I began building the first reproduction of the White Water Shaker meeting house bench on Monday. And the first step was a doozy. The bench is a tad more than 13′ long with a seat that is 12-3/4″ wide and made from a single 1″-thick piece of walnut.
Thanks to the generosity of Dr. David Bryant, I got my hands on some 13-1/2″-wide walnut that was cut from a tree about 15 miles from White Water and air dried. That was the easy part. The walnut was rough-sawn and about 1-1/8″ thick throughout.
I considered doing the entire project by hand.

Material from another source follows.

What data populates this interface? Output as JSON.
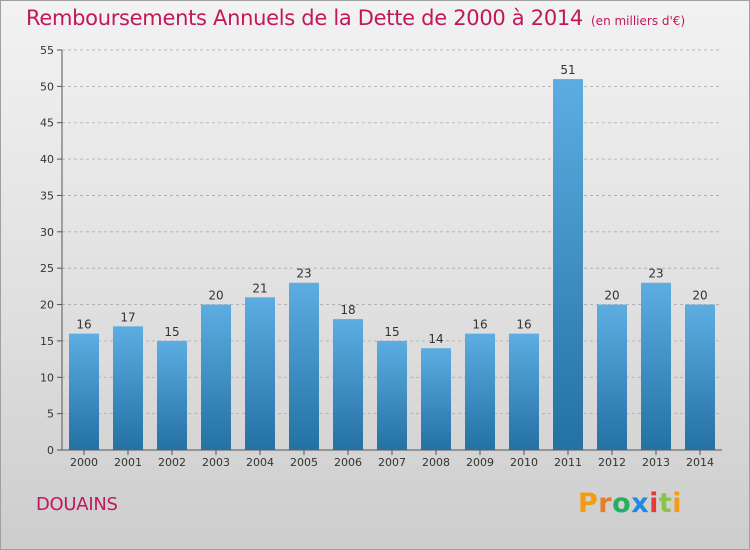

It was the same process I went through when I considered going to law school: Ummm, nah.
Our jointer isn’t wide enough to handle these boards, and we don’t even have 13′ of outfeed room in our shop, so I turned to local woodworker Phil Hirz, who has a nice European jointer/planer that would just barely accommodate our walnut. And his shop is big enough that 13′ wouldn’t be a problem.
So about lunchtime yesterday, Managing Editor Megan Fitzpatrick and I trekked up to Phil’s shop with the walnut hanging out the back of her Subaru wagon. And that’s where the work began. Surfacing 13′-long boards with just one person is nuts, even with machines. It was easier with two people (thanks Phil).
And though the machine was doing most of the work, it took Phil and I about 90 minutes to dress three boards. And by the end we were sopping wet.
In the end we got the boards to the thickness we needed, but the board for the seat isn’t completely clean of the marks from the band-saw mill. The board had a slight bow to it. And a slight bow in a 13′-long board can make it impossible to get the board truly flat.
So I’m going to have to dress the underside with handplanes.
As the walnut came out of the planer, I was happy with its color. Air-dried walnut looks nicer to me than walnut that has been steamed to migrate the sapwood color into the heart wood. However, I was dismayed when I got a good look at the figure of the board. The grain reverses at least six times in the board.
So perhaps law school would have been a good idea. I would have been able to afford the wide-belt sander that would tame this plank.